Forking is non-destructive. The original thread continues exactly as it was, and you can return to it at any time.
When to fork
Fork a thread when you want to:
- Test a different hypothesis: You suspect multiple root causes and want to investigate each without mixing findings
- Preserve a working investigation: Your current thread has valuable context, but you want to try a risky or speculative query
- Branch after a key finding: You discovered something important and want to explore its implications separately from the main investigation
- Hand off to a teammate: Create a fork for a colleague to continue investigating while you focus on another aspect
Creating a fork
You can fork from any message in a thread.
Hover over the message
Find the message you want to fork from. This becomes the last message included in the forked thread's history.
Click the fork button
In the message action bar, click the fork icon (branching arrow) or
press F while the message is focused.
Continue in the new thread
Sazabi creates a new thread and navigates you to it. A banner at the top shows where the fork originated.
The new thread has full context of everything that happened in the original thread up to and including the message you forked from. The assistant remembers all prior findings, tool calls, and artifacts.
Choosing the fork point
The message you fork from determines what context the new thread inherits.
| Fork from | What the new thread includes |
|---|---|
| Your question | Everything up through your question, but not the assistant's response |
| Assistant response | The complete exchange, including the assistant's answer and any tool calls |
| Middle of conversation | All messages before and including your selected message |
Tip: If you want to re-ask a question with different phrasing, fork from the message just before your original question.
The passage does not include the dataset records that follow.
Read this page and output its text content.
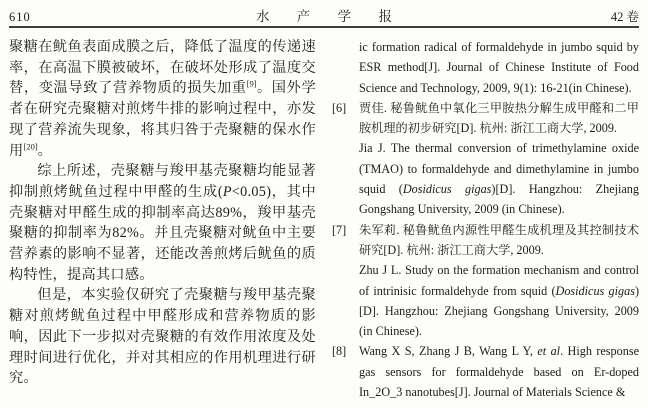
610	水 产 学 报	42 卷

聚糖在鱿鱼表面成膜之后，降低了温度的传递速率，在高温下膜被破坏，在破坏处形成了温度交替，变温导致了营养物质的损失加重[9]。国外学者在研究壳聚糖对煎烤牛排的影响过程中，亦发现了营养流失现象，将其归咎于壳聚糖的保水作用[20]。

综上所述，壳聚糖与羧甲基壳聚糖均能显著抑制煎烤鱿鱼过程中甲醛的生成(P<0.05)，其中壳聚糖对甲醛生成的抑制率高达89%，羧甲基壳聚糖的抑制率为82%。并且壳聚糖对鱿鱼中主要营养素的影响不显著，还能改善煎烤后鱿鱼的质构特性，提高其口感。

但是，本实验仅研究了壳聚糖与羧甲基壳聚糖对煎烤鱿鱼过程中甲醛形成和营养物质的影响，因此下一步拟对壳聚糖的有效作用浓度及处理时间进行优化，并对其相应的作用机理进行研究。

ic formation radical of formaldehyde in jumbo squid by ESR method[J]. Journal of Chinese Institute of Food Science and Technology, 2009, 9(1): 16-21(in Chinese).
[6]	贾佳. 秘鲁鱿鱼中氧化三甲胺热分解生成甲醛和二甲胺机理的初步研究[D]. 杭州: 浙江工商大学, 2009.
Jia J. The thermal conversion of trimethylamine oxide (TMAO) to formaldehyde and dimethylamine in jumbo squid (Dosidicus gigas)[D]. Hangzhou: Zhejiang Gongshang University, 2009 (in Chinese).
[7]	朱军莉. 秘鲁鱿鱼内源性甲醛生成机理及其控制技术研究[D]. 杭州: 浙江工商大学, 2009.
Zhu J L. Study on the formation mechanism and control of intrinisic formaldehyde from squid (Dosidicus gigas)[D]. Hangzhou: Zhejiang Gongshang University, 2009 (in Chinese).
[8]	Wang X S, Zhang J B, Wang L Y, et al. High response gas sensors for formaldehyde based on Er-doped In_2O_3 nanotubes[J]. Journal of Materials Science &
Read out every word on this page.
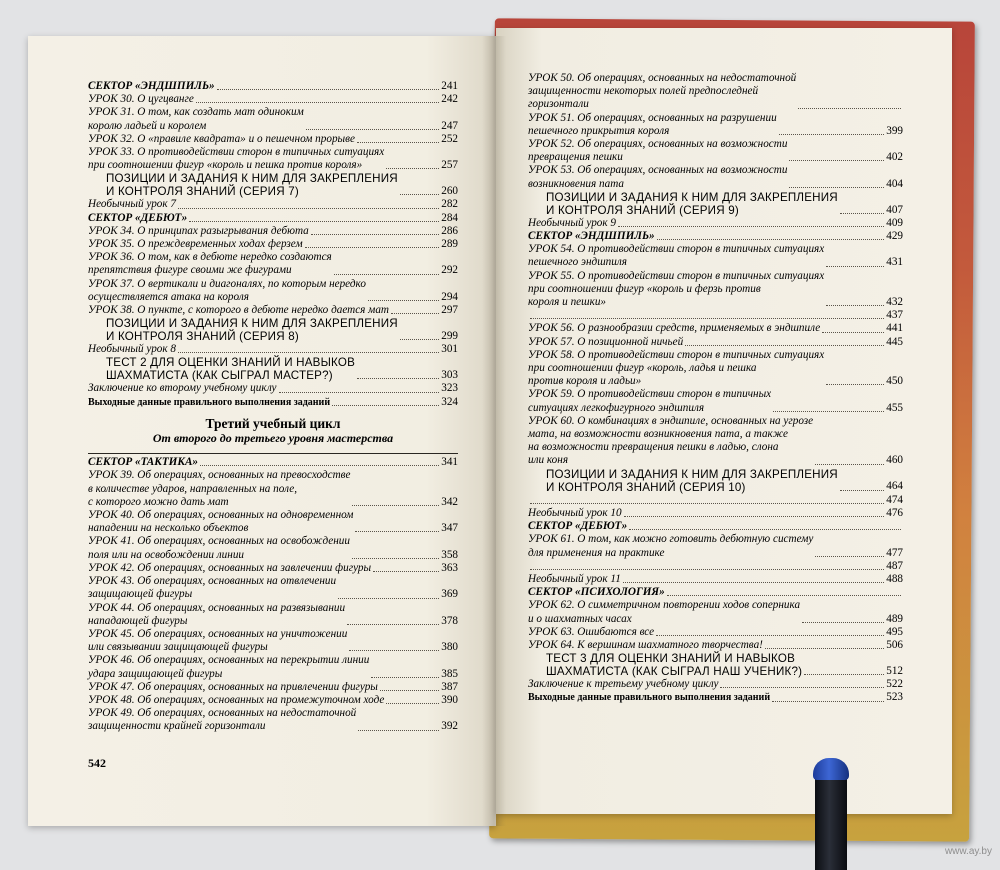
СЕКТОР «ЭНДШПИЛЬ»	241
УРОК 30. О цугцванге	242
УРОК 31. О том, как создать мат одиноким
королю ладьей и королем	247
УРОК 32. О «правиле квадрата» и о пешечном прорыве	252
УРОК 33. О противодействии сторон в типичных ситуациях
при соотношении фигур «король и пешка против короля»	257
ПОЗИЦИИ И ЗАДАНИЯ К НИМ ДЛЯ ЗАКРЕПЛЕНИЯ
И КОНТРОЛЯ ЗНАНИЙ (СЕРИЯ 7)	260
Необычный урок 7	282
СЕКТОР «ДЕБЮТ»	284
УРОК 34. О принципах разыгрывания дебюта	286
УРОК 35. О преждевременных ходах ферзем	289
УРОК 36. О том, как в дебюте нередко создаются
препятствия фигуре своими же фигурами	292
УРОК 37. О вертикали и диагоналях, по которым нередко
осуществляется атака на короля	294
УРОК 38. О пункте, с которого в дебюте нередко дается мат	297
ПОЗИЦИИ И ЗАДАНИЯ К НИМ ДЛЯ ЗАКРЕПЛЕНИЯ
И КОНТРОЛЯ ЗНАНИЙ (СЕРИЯ 8)	299
Необычный урок 8	301
ТЕСТ 2 ДЛЯ ОЦЕНКИ ЗНАНИЙ И НАВЫКОВ
ШАХМАТИСТА (КАК СЫГРАЛ МАСТЕР?)	303
Заключение ко второму учебному циклу	323
Выходные данные правильного выполнения заданий	324
Третий учебный цикл
От второго до третьего уровня мастерства
СЕКТОР «ТАКТИКА»	341
УРОК 39. Об операциях, основанных на превосходстве
в количестве ударов, направленных на поле,
с которого можно дать мат	342
УРОК 40. Об операциях, основанных на одновременном
нападении на несколько объектов	347
УРОК 41. Об операциях, основанных на освобождении
поля или на освобождении линии	358
УРОК 42. Об операциях, основанных на завлечении фигуры	363
УРОК 43. Об операциях, основанных на отвлечении
защищающей фигуры	369
УРОК 44. Об операциях, основанных на развязывании
нападающей фигуры	378
УРОК 45. Об операциях, основанных на уничтожении
или связывании защищающей фигуры	380
УРОК 46. Об операциях, основанных на перекрытии линии
удара защищающей фигуры	385
УРОК 47. Об операциях, основанных на привлечении фигуры	387
УРОК 48. Об операциях, основанных на промежуточном ходе	390
УРОК 49. Об операциях, основанных на недостаточной
защищенности крайней горизонтали	392
542
УРОК 50. Об операциях, основанных на недостаточной
защищенности некоторых полей предпоследней
горизонтали
УРОК 51. Об операциях, основанных на разрушении
пешечного прикрытия короля	399
УРОК 52. Об операциях, основанных на возможности
превращения пешки	402
УРОК 53. Об операциях, основанных на возможности
возникновения пата	404
ПОЗИЦИИ И ЗАДАНИЯ К НИМ ДЛЯ ЗАКРЕПЛЕНИЯ
И КОНТРОЛЯ ЗНАНИЙ (СЕРИЯ 9)	407
Необычный урок 9	409
СЕКТОР «ЭНДШПИЛЬ»	429
УРОК 54. О противодействии сторон в типичных ситуациях
пешечного эндшпиля	431
УРОК 55. О противодействии сторон в типичных ситуациях
при соотношении фигур «король и ферзь против
короля и пешки»	432
437
УРОК 56. О разнообразии средств, применяемых в эндшпиле	441
УРОК 57. О позиционной ничьей	445
УРОК 58. О противодействии сторон в типичных ситуациях
при соотношении фигур «король, ладья и пешка
против короля и ладьи»	450
УРОК 59. О противодействии сторон в типичных
ситуациях легкофигурного эндшпиля	455
УРОК 60. О комбинациях в эндшпиле, основанных на угрозе
мата, на возможности возникновения пата, а также
на возможности превращения пешки в ладью, слона
или коня	460
ПОЗИЦИИ И ЗАДАНИЯ К НИМ ДЛЯ ЗАКРЕПЛЕНИЯ
И КОНТРОЛЯ ЗНАНИЙ (СЕРИЯ 10)	464
474
Необычный урок 10	476
СЕКТОР «ДЕБЮТ»
УРОК 61. О том, как можно готовить дебютную систему
для применения на практике	477
487
Необычный урок 11	488
СЕКТОР «ПСИХОЛОГИЯ»
УРОК 62. О симметричном повторении ходов соперника
и о шахматных часах	489
УРОК 63. Ошибаются все	495
УРОК 64. К вершинам шахматного творчества!	506
ТЕСТ 3 ДЛЯ ОЦЕНКИ ЗНАНИЙ И НАВЫКОВ
ШАХМАТИСТА (КАК СЫГРАЛ НАШ УЧЕНИК?)	512
Заключение к третьему учебному циклу	522
Выходные данные правильного выполнения заданий	523
www.ay.by
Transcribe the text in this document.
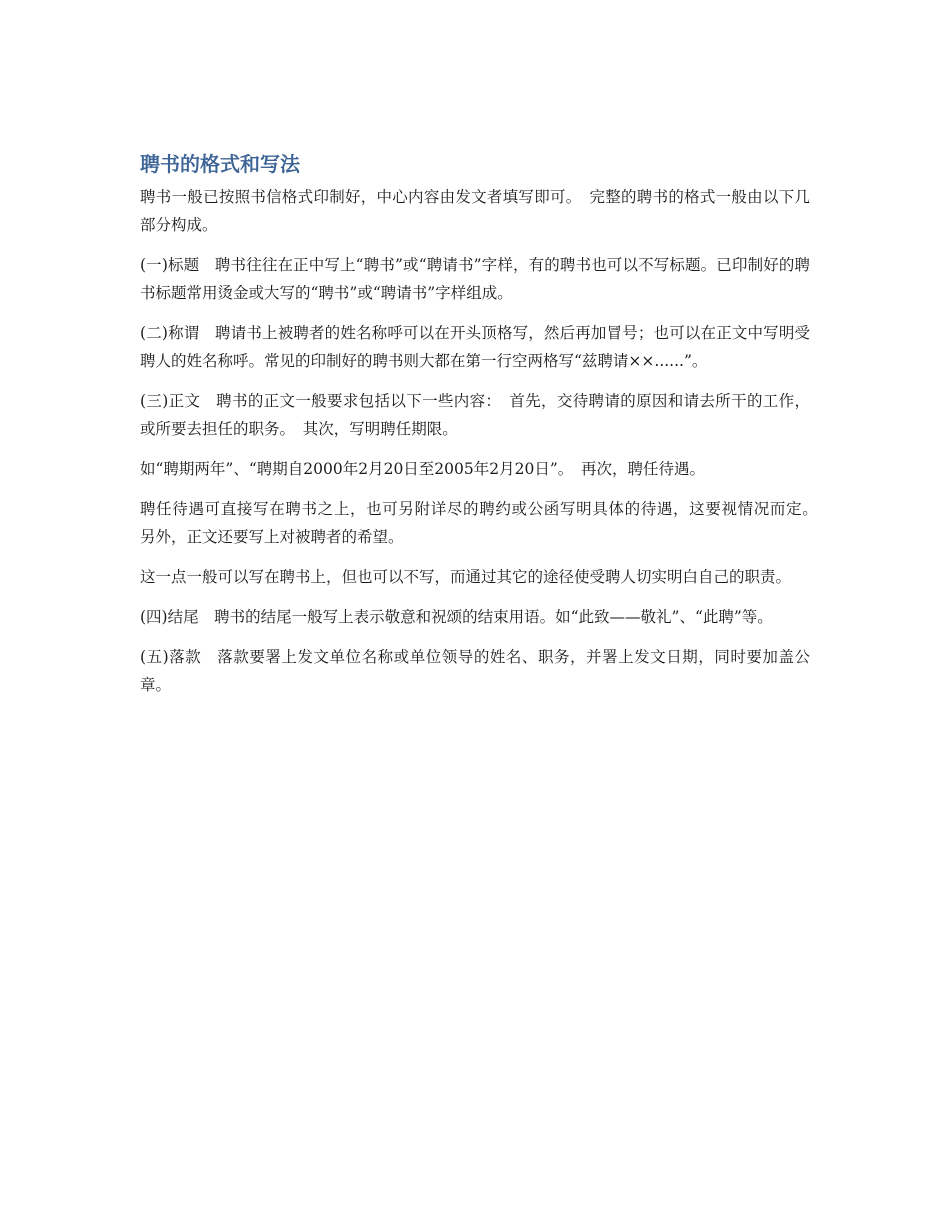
聘书的格式和写法

聘书一般已按照书信格式印制好，中心内容由发文者填写即可。　完整的聘书的格式一般由以下几部分构成。

(一)标题　聘书往往在正中写上“聘书”或“聘请书”字样，有的聘书也可以不写标题。已印制好的聘书标题常用烫金或大写的“聘书”或“聘请书”字样组成。

(二)称谓　聘请书上被聘者的姓名称呼可以在开头顶格写，然后再加冒号；也可以在正文中写明受聘人的姓名称呼。常见的印制好的聘书则大都在第一行空两格写“兹聘请××......”。

(三)正文　聘书的正文一般要求包括以下一些内容：　首先，交待聘请的原因和请去所干的工作，或所要去担任的职务。　其次，写明聘任期限。

如“聘期两年”、“聘期自2000年2月20日至2005年2月20日”。　再次，聘任待遇。

聘任待遇可直接写在聘书之上，也可另附详尽的聘约或公函写明具体的待遇，这要视情况而定。　另外，正文还要写上对被聘者的希望。

这一点一般可以写在聘书上，但也可以不写，而通过其它的途径使受聘人切实明白自己的职责。

(四)结尾　聘书的结尾一般写上表示敬意和祝颂的结束用语。如“此致——敬礼”、“此聘”等。

(五)落款　落款要署上发文单位名称或单位领导的姓名、职务，并署上发文日期，同时要加盖公章。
Viewing fork relationships
Forked threads show their relationship to the parent thread:
- Fork banner: At the top of a forked thread, a link shows which thread it was forked from and which message was the fork point
- Clicking the link: Opens the original thread and scrolls to the fork point message
The parent thread does not show which forks were created from it. If you need to track multiple investigation branches, consider using consistent naming when you rename threads.
Managing multiple forks
When investigating complex issues, you might create several forks from the same thread or chain forks together.
Naming forks
Rename forked threads to indicate their purpose:
Original: API latency investigation
Fork 1: API latency - database hypothesis
Fork 2: API latency - network hypothesis
Fork 3: API latency - cache invalidationConsolidating findings
After exploring different hypotheses in separate forks:
- Return to your original thread or create a summary thread
- Reference findings from each fork by asking the assistant to summarize what you learned
- Copy key artifacts or conclusions into the main investigation
Each forked thread is independent. Changes in one thread do not affect others. To combine insights, you need to manually reference or summarize findings.
Fork vs new thread
| Scenario | Use fork | Use new thread |
|---|---|---|
| Continue the same investigation with different approach | Yes | No |
| Start investigating an unrelated issue | No | Yes |
| Preserve context from prior conversation | Yes | No |
| Share findings with someone who needs background | Yes | Maybe |
| Quick question unrelated to current work | No | Yes |
Forking costs more tokens because the assistant processes the inherited history. For unrelated questions, starting a new thread is more efficient.
Keyboard shortcuts
| Action | Shortcut |
|---|---|
| Fork from focused message | F |
| Navigate to previous message | K or Up Arrow |
| Navigate to next message | J or Down Arrow |
Limitations
- No automatic merging: Sazabi does not automatically combine insights from multiple forks. You manage consolidation manually.
- History size: Very long threads may be summarized before forking to stay within context limits. The assistant still has access to the key information, but verbose details may be compressed.
- Visibility inheritance: Forked threads inherit the visibility setting (organization-wide or private) from the parent thread.